Multiplicity in AIM-NIVO trial, uncontrolled by statistical discipline

I’ve come across an NCI-sponsored trial featuring abundant multiplicity, uncontrolled by any statistical or other formal discipline.


As recognized by a 2018 Nobel Prize, the immune checkpoint inhibitors (ICIs) represent a marvelous advance in the treatment of cancers. Unsurprisingly for drugs that ‘release the brakes’ on immunity, the characteristic adverse effects of ICIs are autoimmune in nature. These immune-related adverse events (irAEs), although generally less common (and perhaps less severe) than the adverse effects of traditional cytotoxic chemotherapy, do present special concerns for people with cancer who already have pre-existing autoimmune disease. Accordingly, ICI trials have typically excluded patients with autoimmune conditions, leaving oncologists with little evidence to guide the use of these agents in such patients. An ongoing multi-center phase 1b trial (“AIM-NIVO” conducted by the NCI’s Experimental Therapeutics Clinical Trial Network (ETCTN) is investigating the use of ICI nivolumab in the setting of autoimmune diseases at varying levels of severity.

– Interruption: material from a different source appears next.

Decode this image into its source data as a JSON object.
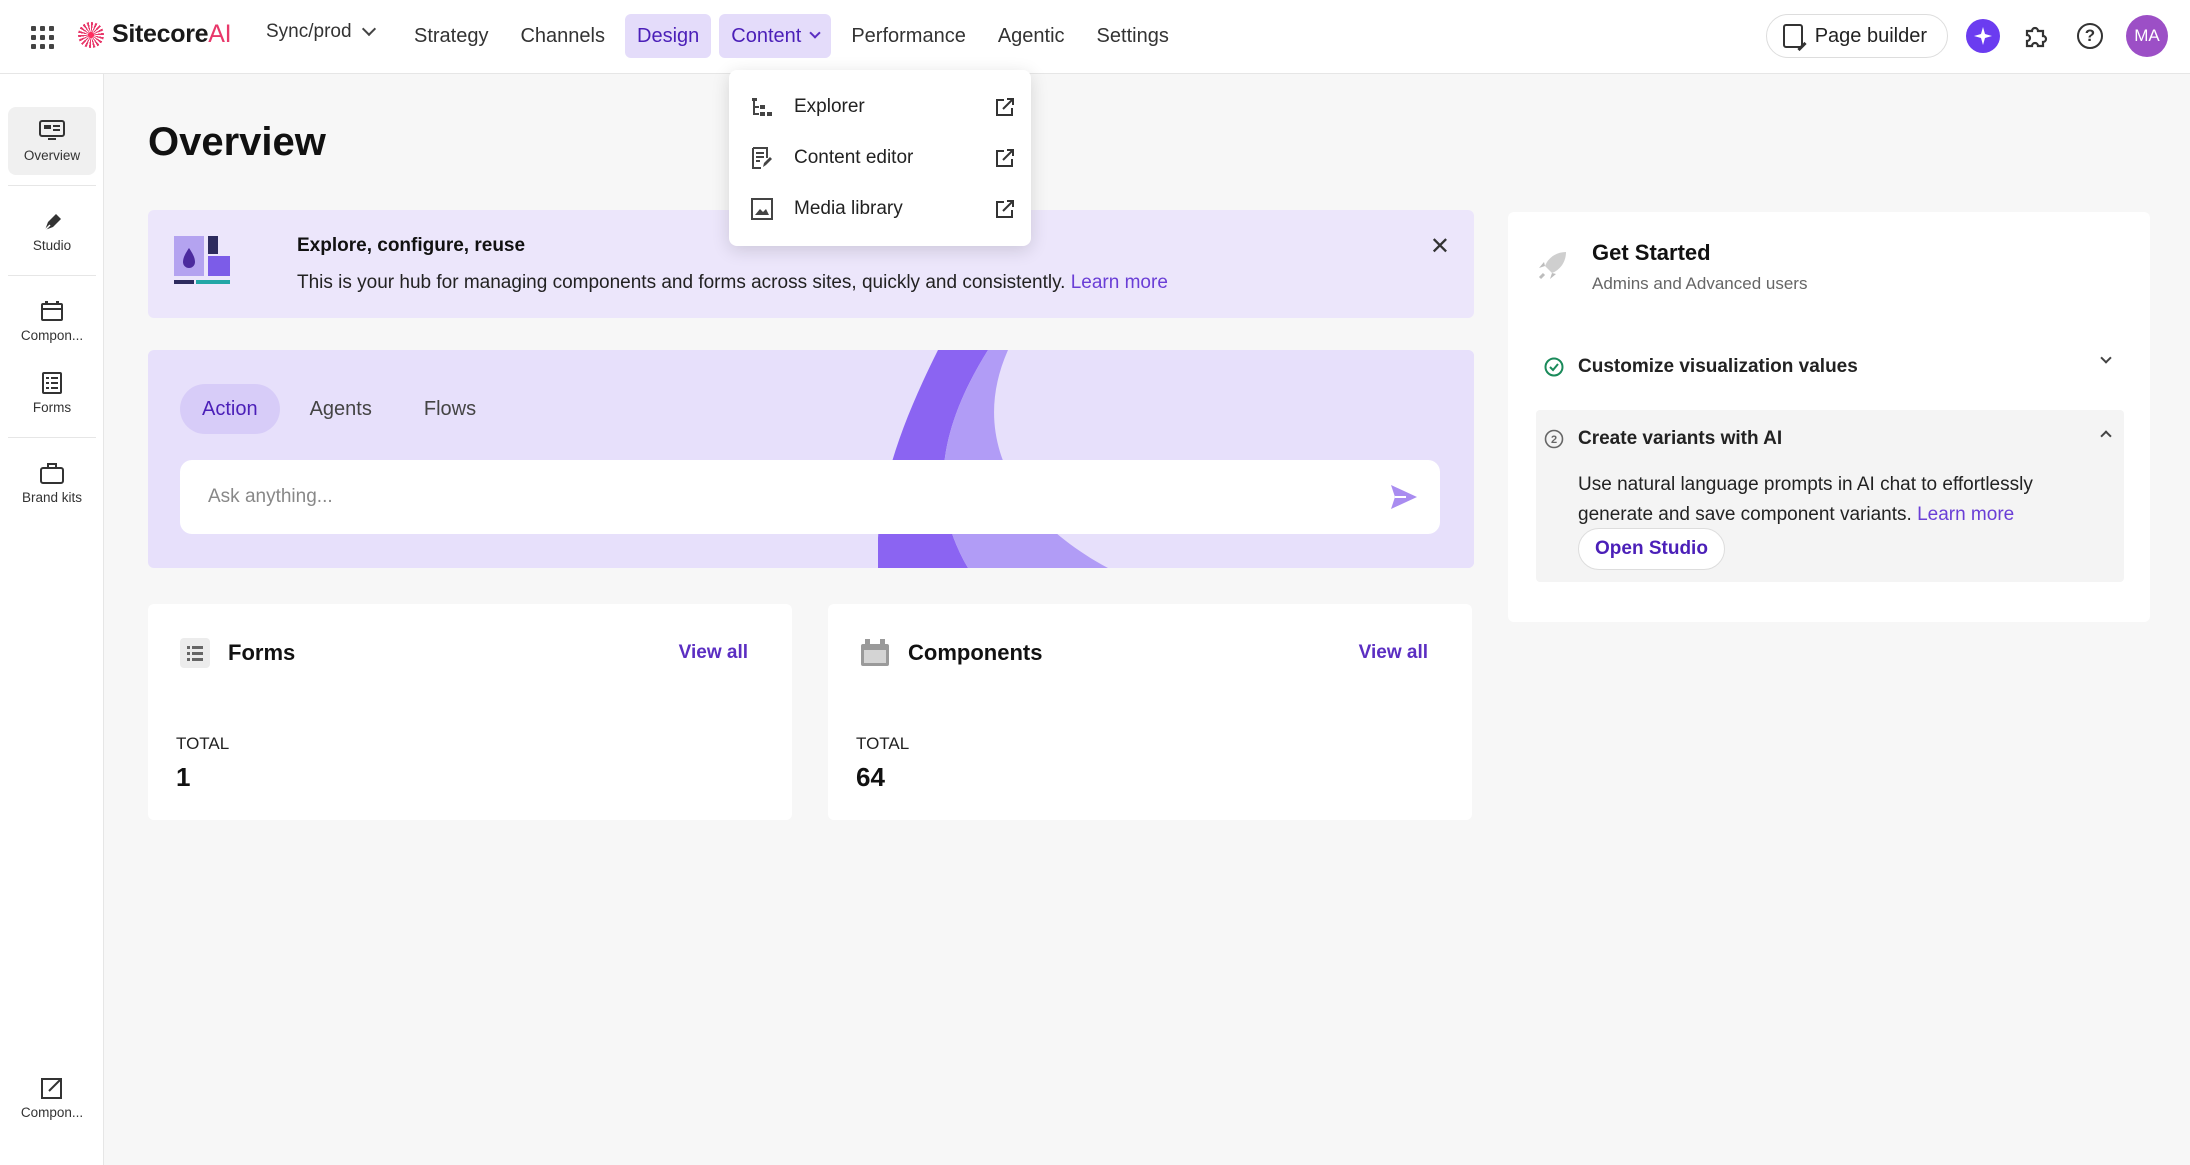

AIM-NIVO is designed to enroll as many as 26 separate cohorts defined by ordinal [mild/moderate/severe] severity levels within each of 9 autoimmune conditions. (The ‘missing’ 27th cohort is due to ‘moderate’ and ‘severe’ rheumatoid arthritis being collapsed into 1 level.) Within each autoimmune condition, working upward from lower to higher severity, a cohort of up to 12 patients at each severity level will be enrolled. Enrollment will stop early within a cohort if observed rates of dose-limiting toxicity (DLT) exceed specified thresholds. (As pointed out in this PubPeer post from May, the cohort-wise operating characteristics tabulated in the trial protocol are likely wrong. In the present post, however, I’m dealing entirely with the ‘orthogonal’ matter of multiplicity across the cohorts of this trial.)

Operational Management

A touted feature of this trial is its organizational structure, incorporating “teams of experts”:

To the statistical eye, this diagram invites questions about how best to share information across the autoimmune conditions in this trial. As planned, all such information sharing appears to be entirely managerial, such that the study “will be very closely monitored throughout its conduct with regular safety calls” but without formal statistical supports. This is despite the fact that the investigators advance a hypothesis which potentially inverts the presumptive relationship between disease severity and irAEs, thereby inviting formal consideration of confounding factors such as concomitant immunosuppressive therapy:

Lessons or Examples from Other Trials?

Datamethods’ denizens seem oriented more toward Phase III and IV (post-marketing) trials. Might those trials hold any lessons for this Phase 1b trial? Can anyone point to an exemplary late-phase trial prospectively designed for information sharing across heterogeneous arms, especially in the presence of a hypothesis like #7 above? Are there useful analogies with the treatment of center effects in multi-center trials, or with study heterogeneity in meta-analysis?